A hacker uses a PORT command to pose as a middle man for file transfers that occur directly between two FTP servers. All of the information that bounces between these servers can be accessed through the network.

Spoof Attack

The criminal uses a computer outside of the network to assume the host address of a computer on the network. This only works on FTP servers with restrictions on the network address. By doing this, the hacker can download all of the files that come through during a data transfer.

Packet Capture

This technique is also known as “sniffing.”

Since all of the information is transmitted in clear text, usernames and passwords can be captured by a program called a packet sniffer. This program decodes the raw data of the packet it captures, making it available to hackers.

Port Stealing

A hacker can decode the pattern of dynamic port numbers and identify the next in a series.

Once the hacker breaks in, they can lock out the legitimate user, denying them access to their own files. The hacker can then steal the data or insert a malicious file into the data stream in an attempt to infect other users.

Check The Network’s Legitimacy

A common way that hackers prey upon Wi-Fi users is with fake networks. They will create a network near an existing one with a very similar name. If they know the password, they’ll make it the same as well.

They’re trying to trick you into connecting to their network so that they can track your activity and gain access to your data.

That’s why it’s important always to check what network you’re connecting to. If you’re using a public network, verify the SSID from the hosting business before you connect. Also, make sure you check to see if there are two networks in your area with similar names. If you see two that are eerily alike, watch out. There could be a hacker nearby. If this is a public Wi-Fi network, alert someone at the establishment hosting the service immediately.

Don’t Transmit Sensitive Data

If you do find yourself having to connect to a public network with no security in place, avoid any sensitive activity. That means don’t log into any financial websites like a bank or credit bureau. Do not under any circumstances book a flight or hotel. Especially refrain from online shopping.

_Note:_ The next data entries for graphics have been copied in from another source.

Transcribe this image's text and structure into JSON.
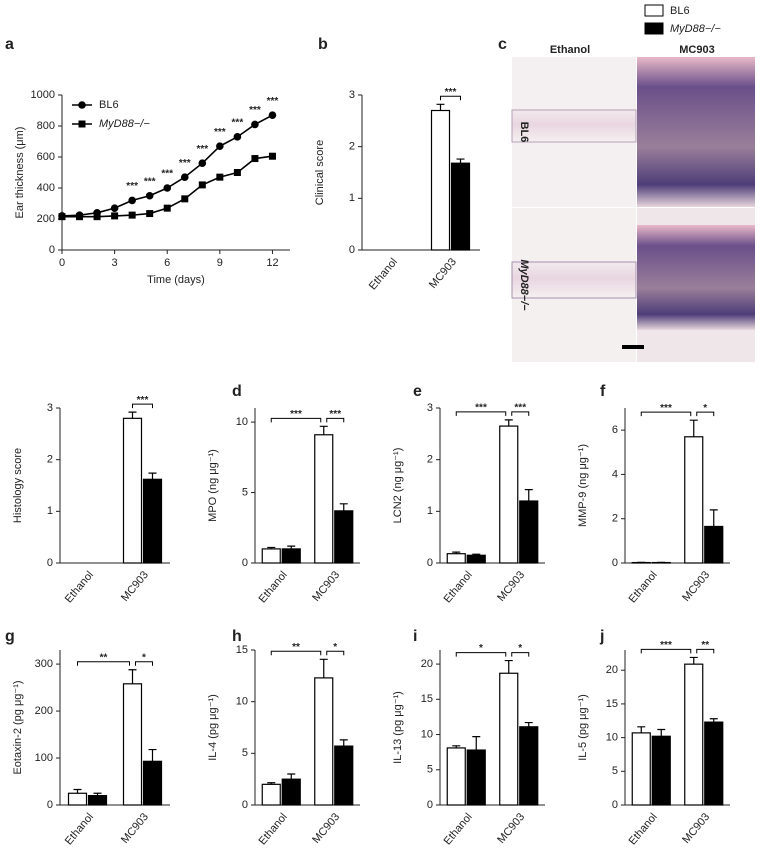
{
  "legend": {
    "entries": [
      {
        "name": "BL6",
        "color": "#ffffff"
      },
      {
        "name": "MyD88−/−",
        "color": "#000000"
      }
    ]
  },
  "panel_c": {
    "label": "c",
    "columns": [
      "Ethanol",
      "MC903"
    ],
    "rows": [
      "BL6",
      "MyD88−/−"
    ]
  },
  "chart_data": [
    {
      "type": "line",
      "label": "a",
      "ylabel": "Ear thickness (μm)",
      "xlabel": "Time (days)",
      "x": [
        0,
        1,
        2,
        3,
        4,
        5,
        6,
        7,
        8,
        9,
        10,
        11,
        12
      ],
      "xlim": [
        0,
        13
      ],
      "xticks": [
        0,
        3,
        6,
        9,
        12
      ],
      "ylim": [
        0,
        1000
      ],
      "yticks": [
        0,
        200,
        400,
        600,
        800,
        1000
      ],
      "series": [
        {
          "name": "BL6",
          "color": "#000000",
          "values": [
            220,
            225,
            240,
            270,
            320,
            350,
            400,
            470,
            560,
            670,
            730,
            810,
            870
          ]
        },
        {
          "name": "MyD88−/−",
          "color": "#000000",
          "values": [
            215,
            215,
            215,
            220,
            225,
            235,
            270,
            330,
            420,
            470,
            500,
            590,
            605
          ]
        }
      ],
      "annotations": [
        {
          "x": 4,
          "text": "***"
        },
        {
          "x": 5,
          "text": "***"
        },
        {
          "x": 6,
          "text": "***"
        },
        {
          "x": 7,
          "text": "***"
        },
        {
          "x": 8,
          "text": "***"
        },
        {
          "x": 9,
          "text": "***"
        },
        {
          "x": 10,
          "text": "***"
        },
        {
          "x": 11,
          "text": "***"
        },
        {
          "x": 12,
          "text": "***"
        }
      ]
    },
    {
      "type": "bar",
      "label": "b",
      "ylabel": "Clinical score",
      "categories": [
        "Ethanol",
        "MC903"
      ],
      "ylim": [
        0,
        3
      ],
      "yticks": [
        0,
        1,
        2,
        3
      ],
      "series": [
        {
          "values": [
            0,
            2.7
          ],
          "errors": [
            null,
            0.12
          ]
        },
        {
          "values": [
            0,
            1.68
          ],
          "errors": [
            null,
            0.08
          ]
        }
      ],
      "annotations": [
        "***"
      ]
    },
    {
      "type": "bar",
      "ylabel": "Histology score",
      "categories": [
        "Ethanol",
        "MC903"
      ],
      "ylim": [
        0,
        3
      ],
      "yticks": [
        0,
        1,
        2,
        3
      ],
      "series": [
        {
          "values": [
            0,
            2.8
          ],
          "errors": [
            null,
            0.12
          ]
        },
        {
          "values": [
            0,
            1.62
          ],
          "errors": [
            null,
            0.12
          ]
        }
      ],
      "annotations": [
        "***"
      ]
    },
    {
      "type": "bar",
      "label": "d",
      "ylabel": "MPO (ng μg⁻¹)",
      "categories": [
        "Ethanol",
        "MC903"
      ],
      "ylim": [
        0,
        11
      ],
      "yticks": [
        0,
        5,
        10
      ],
      "series": [
        {
          "values": [
            1.0,
            9.1
          ],
          "errors": [
            0.1,
            0.6
          ]
        },
        {
          "values": [
            1.0,
            3.7
          ],
          "errors": [
            0.2,
            0.5
          ]
        }
      ],
      "annotations": [
        "***",
        "***"
      ]
    },
    {
      "type": "bar",
      "label": "e",
      "ylabel": "LCN2 (ng μg⁻¹)",
      "categories": [
        "Ethanol",
        "MC903"
      ],
      "ylim": [
        0,
        3
      ],
      "yticks": [
        0,
        1,
        2,
        3
      ],
      "series": [
        {
          "values": [
            0.18,
            2.65
          ],
          "errors": [
            0.03,
            0.12
          ]
        },
        {
          "values": [
            0.15,
            1.2
          ],
          "errors": [
            0.02,
            0.22
          ]
        }
      ],
      "annotations": [
        "***",
        "***"
      ]
    },
    {
      "type": "bar",
      "label": "f",
      "ylabel": "MMP-9 (ng μg⁻¹)",
      "categories": [
        "Ethanol",
        "MC903"
      ],
      "ylim": [
        0,
        7
      ],
      "yticks": [
        0,
        2,
        4,
        6
      ],
      "series": [
        {
          "values": [
            0.02,
            5.7
          ],
          "errors": [
            0.01,
            0.75
          ]
        },
        {
          "values": [
            0.02,
            1.65
          ],
          "errors": [
            0.01,
            0.75
          ]
        }
      ],
      "annotations": [
        "***",
        "*"
      ]
    },
    {
      "type": "bar",
      "label": "g",
      "ylabel": "Eotaxin-2 (pg μg⁻¹)",
      "categories": [
        "Ethanol",
        "MC903"
      ],
      "ylim": [
        0,
        330
      ],
      "yticks": [
        0,
        100,
        200,
        300
      ],
      "series": [
        {
          "values": [
            25,
            258
          ],
          "errors": [
            8,
            30
          ]
        },
        {
          "values": [
            20,
            93
          ],
          "errors": [
            5,
            25
          ]
        }
      ],
      "annotations": [
        "**",
        "*"
      ]
    },
    {
      "type": "bar",
      "label": "h",
      "ylabel": "IL-4 (pg μg⁻¹)",
      "categories": [
        "Ethanol",
        "MC903"
      ],
      "ylim": [
        0,
        15
      ],
      "yticks": [
        0,
        5,
        10,
        15
      ],
      "series": [
        {
          "values": [
            2.0,
            12.3
          ],
          "errors": [
            0.15,
            1.8
          ]
        },
        {
          "values": [
            2.5,
            5.7
          ],
          "errors": [
            0.5,
            0.6
          ]
        }
      ],
      "annotations": [
        "**",
        "*"
      ]
    },
    {
      "type": "bar",
      "label": "i",
      "ylabel": "IL-13 (pg μg⁻¹)",
      "categories": [
        "Ethanol",
        "MC903"
      ],
      "ylim": [
        0,
        22
      ],
      "yticks": [
        0,
        5,
        10,
        15,
        20
      ],
      "series": [
        {
          "values": [
            8.1,
            18.7
          ],
          "errors": [
            0.3,
            1.8
          ]
        },
        {
          "values": [
            7.8,
            11.1
          ],
          "errors": [
            1.9,
            0.6
          ]
        }
      ],
      "annotations": [
        "*",
        "*"
      ]
    },
    {
      "type": "bar",
      "label": "j",
      "ylabel": "IL-5 (pg μg⁻¹)",
      "categories": [
        "Ethanol",
        "MC903"
      ],
      "ylim": [
        0,
        23
      ],
      "yticks": [
        0,
        5,
        10,
        15,
        20
      ],
      "series": [
        {
          "values": [
            10.7,
            20.9
          ],
          "errors": [
            0.9,
            1.0
          ]
        },
        {
          "values": [
            10.2,
            12.3
          ],
          "errors": [
            1.0,
            0.5
          ]
        }
      ],
      "annotations": [
        "***",
        "**"
      ]
    }
  ]
}
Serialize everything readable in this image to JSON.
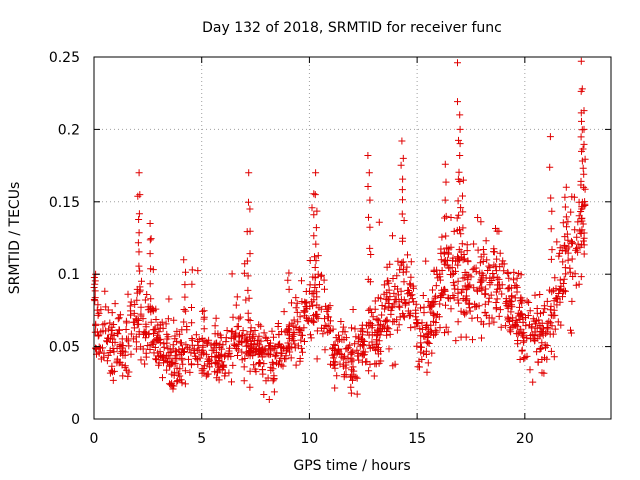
{
  "chart_data": {
    "type": "scatter",
    "title": "Day 132 of 2018, SRMTID for receiver func",
    "xlabel": "GPS time / hours",
    "ylabel": "SRMTID / TECUs",
    "xlim": [
      0,
      24
    ],
    "ylim": [
      0,
      0.25
    ],
    "x_ticks": [
      0,
      5,
      10,
      15,
      20
    ],
    "x_tick_labels": [
      "0",
      "5",
      "10",
      "15",
      "20"
    ],
    "y_ticks": [
      0,
      0.05,
      0.1,
      0.15,
      0.2,
      0.25
    ],
    "y_tick_labels": [
      "0",
      "0.05",
      "0.1",
      "0.15",
      "0.2",
      "0.25"
    ],
    "grid": true,
    "marker": "+",
    "color": "#e00000",
    "trend": [
      [
        0.0,
        0.07
      ],
      [
        0.5,
        0.055
      ],
      [
        1.0,
        0.05
      ],
      [
        1.5,
        0.055
      ],
      [
        2.0,
        0.07
      ],
      [
        2.5,
        0.065
      ],
      [
        3.0,
        0.055
      ],
      [
        3.5,
        0.04
      ],
      [
        4.0,
        0.045
      ],
      [
        4.5,
        0.05
      ],
      [
        5.0,
        0.05
      ],
      [
        5.5,
        0.045
      ],
      [
        6.0,
        0.05
      ],
      [
        6.5,
        0.05
      ],
      [
        7.0,
        0.05
      ],
      [
        7.5,
        0.045
      ],
      [
        8.0,
        0.045
      ],
      [
        8.5,
        0.045
      ],
      [
        9.0,
        0.05
      ],
      [
        9.5,
        0.07
      ],
      [
        10.0,
        0.075
      ],
      [
        10.5,
        0.08
      ],
      [
        11.0,
        0.05
      ],
      [
        11.5,
        0.045
      ],
      [
        12.0,
        0.04
      ],
      [
        12.5,
        0.05
      ],
      [
        13.0,
        0.06
      ],
      [
        13.5,
        0.07
      ],
      [
        14.0,
        0.085
      ],
      [
        14.5,
        0.09
      ],
      [
        15.0,
        0.06
      ],
      [
        15.5,
        0.06
      ],
      [
        16.0,
        0.085
      ],
      [
        16.5,
        0.1
      ],
      [
        17.0,
        0.09
      ],
      [
        17.5,
        0.09
      ],
      [
        18.0,
        0.1
      ],
      [
        18.5,
        0.1
      ],
      [
        19.0,
        0.085
      ],
      [
        19.5,
        0.08
      ],
      [
        20.0,
        0.065
      ],
      [
        20.5,
        0.06
      ],
      [
        21.0,
        0.055
      ],
      [
        21.5,
        0.09
      ],
      [
        22.0,
        0.11
      ],
      [
        22.5,
        0.12
      ],
      [
        22.8,
        0.13
      ]
    ],
    "peaks": [
      [
        0.05,
        0.1
      ],
      [
        2.05,
        0.17
      ],
      [
        2.1,
        0.155
      ],
      [
        2.6,
        0.135
      ],
      [
        4.2,
        0.11
      ],
      [
        7.15,
        0.17
      ],
      [
        7.2,
        0.145
      ],
      [
        10.25,
        0.17
      ],
      [
        10.3,
        0.155
      ],
      [
        12.75,
        0.182
      ],
      [
        12.8,
        0.17
      ],
      [
        14.3,
        0.192
      ],
      [
        14.35,
        0.18
      ],
      [
        16.3,
        0.176
      ],
      [
        16.9,
        0.246
      ],
      [
        16.95,
        0.21
      ],
      [
        17.0,
        0.2
      ],
      [
        17.1,
        0.165
      ],
      [
        21.2,
        0.195
      ],
      [
        21.9,
        0.16
      ],
      [
        22.6,
        0.247
      ],
      [
        22.65,
        0.228
      ],
      [
        22.7,
        0.213
      ],
      [
        22.75,
        0.2
      ]
    ]
  }
}
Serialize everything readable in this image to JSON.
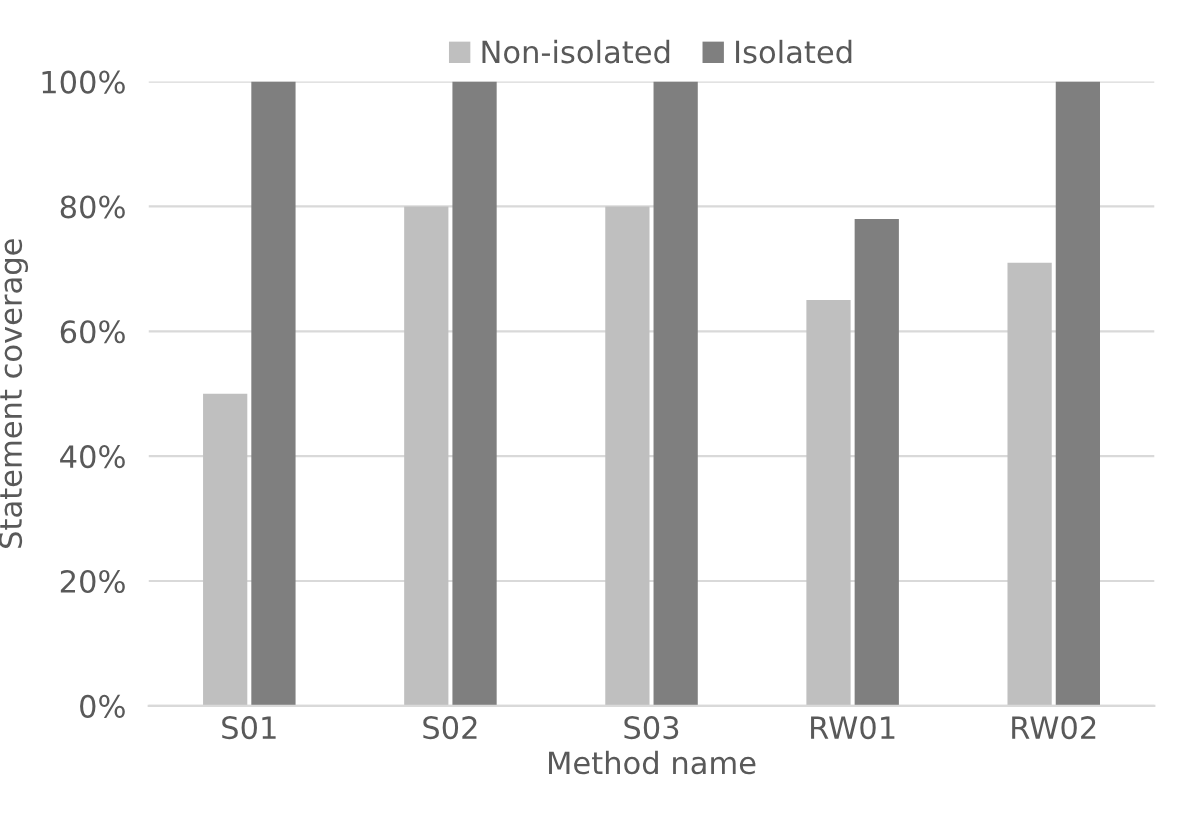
{
  "chart_data": {
    "type": "bar",
    "xlabel": "Method name",
    "ylabel": "Statement coverage",
    "categories": [
      "S01",
      "S02",
      "S03",
      "RW01",
      "RW02"
    ],
    "series": [
      {
        "name": "Non-isolated",
        "color": "#bfbfbf",
        "values": [
          50,
          80,
          80,
          65,
          71
        ]
      },
      {
        "name": "Isolated",
        "color": "#7f7f7f",
        "values": [
          100,
          100,
          100,
          78,
          100
        ]
      }
    ],
    "ylim": [
      0,
      100
    ],
    "yticks": [
      {
        "value": 0,
        "label": "0%"
      },
      {
        "value": 20,
        "label": "20%"
      },
      {
        "value": 40,
        "label": "40%"
      },
      {
        "value": 60,
        "label": "60%"
      },
      {
        "value": 80,
        "label": "80%"
      },
      {
        "value": 100,
        "label": "100%"
      }
    ],
    "grid": "y",
    "legend": "top"
  }
}
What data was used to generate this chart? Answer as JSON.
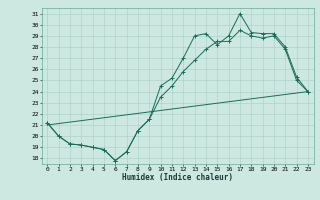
{
  "title": "",
  "xlabel": "Humidex (Indice chaleur)",
  "ylabel": "",
  "bg_color": "#cce8e0",
  "line_color": "#1a6b5a",
  "grid_color": "#a8cec8",
  "xlim": [
    -0.5,
    23.5
  ],
  "ylim": [
    17.5,
    31.5
  ],
  "xticks": [
    0,
    1,
    2,
    3,
    4,
    5,
    6,
    7,
    8,
    9,
    10,
    11,
    12,
    13,
    14,
    15,
    16,
    17,
    18,
    19,
    20,
    21,
    22,
    23
  ],
  "yticks": [
    18,
    19,
    20,
    21,
    22,
    23,
    24,
    25,
    26,
    27,
    28,
    29,
    30,
    31
  ],
  "series1_x": [
    0,
    1,
    2,
    3,
    4,
    5,
    6,
    7,
    8,
    9,
    10,
    11,
    12,
    13,
    14,
    15,
    16,
    17,
    18,
    19,
    20,
    21,
    22,
    23
  ],
  "series1_y": [
    21.2,
    20.0,
    19.3,
    19.2,
    19.0,
    18.8,
    17.8,
    18.6,
    20.5,
    21.5,
    24.5,
    25.2,
    27.0,
    29.0,
    29.2,
    28.2,
    29.0,
    31.0,
    29.3,
    29.2,
    29.2,
    28.0,
    25.3,
    24.0
  ],
  "series2_x": [
    0,
    1,
    2,
    3,
    4,
    5,
    6,
    7,
    8,
    9,
    10,
    11,
    12,
    13,
    14,
    15,
    16,
    17,
    18,
    19,
    20,
    21,
    22,
    23
  ],
  "series2_y": [
    21.2,
    20.0,
    19.3,
    19.2,
    19.0,
    18.8,
    17.8,
    18.6,
    20.5,
    21.5,
    23.5,
    24.5,
    25.8,
    26.8,
    27.8,
    28.5,
    28.5,
    29.5,
    29.0,
    28.8,
    29.0,
    27.8,
    25.0,
    24.0
  ],
  "series3_x": [
    0,
    23
  ],
  "series3_y": [
    21.0,
    24.0
  ],
  "xlabel_fontsize": 5.5,
  "tick_fontsize": 4.5
}
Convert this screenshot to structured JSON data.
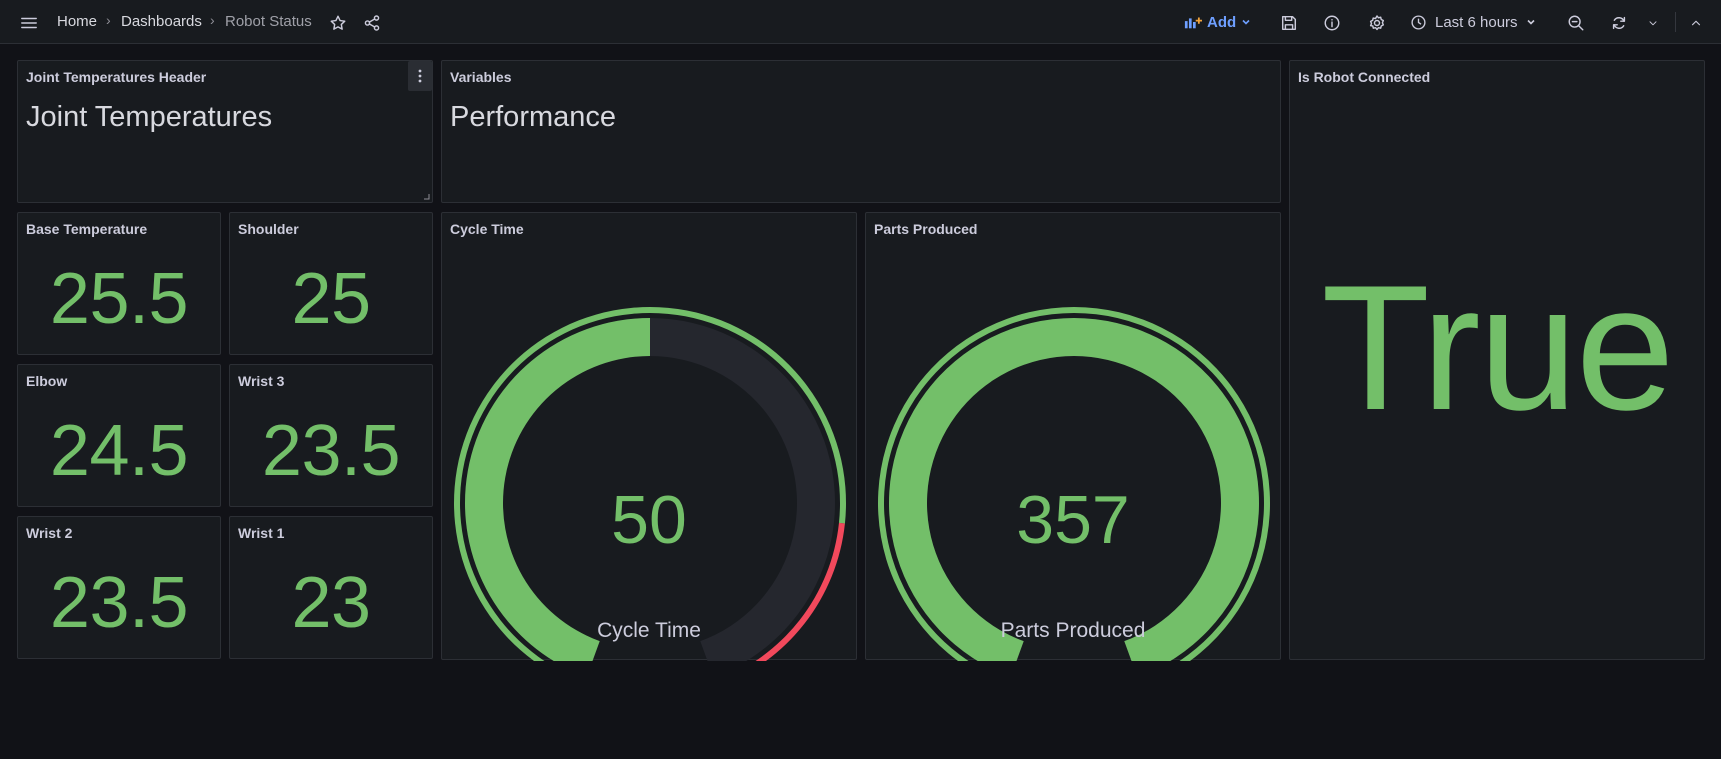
{
  "nav": {
    "breadcrumb": [
      "Home",
      "Dashboards",
      "Robot Status"
    ],
    "add_label": "Add",
    "time_range": "Last 6 hours"
  },
  "panels": {
    "joint_header": {
      "title": "Joint Temperatures Header",
      "text": "Joint Temperatures"
    },
    "variables": {
      "title": "Variables",
      "text": "Performance"
    },
    "robot_connected": {
      "title": "Is Robot Connected",
      "value": "True"
    },
    "base": {
      "title": "Base Temperature",
      "value": "25.5"
    },
    "shoulder": {
      "title": "Shoulder",
      "value": "25"
    },
    "elbow": {
      "title": "Elbow",
      "value": "24.5"
    },
    "wrist3": {
      "title": "Wrist 3",
      "value": "23.5"
    },
    "wrist2": {
      "title": "Wrist 2",
      "value": "23.5"
    },
    "wrist1": {
      "title": "Wrist 1",
      "value": "23"
    },
    "cycle_time": {
      "title": "Cycle Time",
      "value": "50",
      "label": "Cycle Time",
      "min": 0,
      "max": 100,
      "red_threshold": 80
    },
    "parts_produced": {
      "title": "Parts Produced",
      "value": "357",
      "label": "Parts Produced",
      "min": 0,
      "max": 357
    }
  },
  "colors": {
    "green": "#73bf69",
    "red": "#f2495c",
    "track": "#25272e",
    "panel_bg": "#181b1f",
    "accent_blue": "#6e9fff"
  }
}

In fact, it’s best to avoid anything with a password. That means no social media profiles and nothing that you have your credit card attached to.

Use a VPN

The easiest way to protect yourself against the vulnerabilities of public wireless networks is to just not connect to them. But, if you do a lot of business on the go, consider the use of a virtual private network to keep your information private and encrypted.

Tanya Janca, Cloud Security Advocate at MSFT, spoke with me about the importance of being vigilant when using hot spots:

I always use a VPN when using public Wi-Fi, you never know who else is on there, or what their intentions are.

VPNs provide the ultimate protection against the threat of public Wi-Fi. It keeps you safe by moving your signal through a VPN tunneling protocol. The safest and most trusted of these protocols is OpenVPN. It’s an open sourced system that is maintained by the entire cybersecurity community, so you know it’s always on the cutting edge of new advancements.

Not only does a VPN relocate your signal to somewhere else, but it also protects your information from those pesky hackers by encrypting all of your personal data. Most VPNs today use AES-256 encryption standards, which is the same level employed by top-secret government agencies.

That means you can pretend to be a secret agent while using it! Which I… never do…

Use a dedicated IP VPN for ultimate online privacy and security. With a dedicated IP, nobody else can use the same VPN IP, which means you’ll never get locked out of any service.

And VPNs are not just for computers. The best VPNs in the world have mobile apps which allows you to take your protection with you anywhere you go.

Protect Your Home or Business Wi-Fi Network

A lot of people have a false sense of security about their home. They feel safe within the walls of their “castle” and know that nothing can harm them. And a home Wi-Fi network is much safer than a public one, so there is nothing to worry about, right?

Ahem…

There are still threats, though admittedly not as many.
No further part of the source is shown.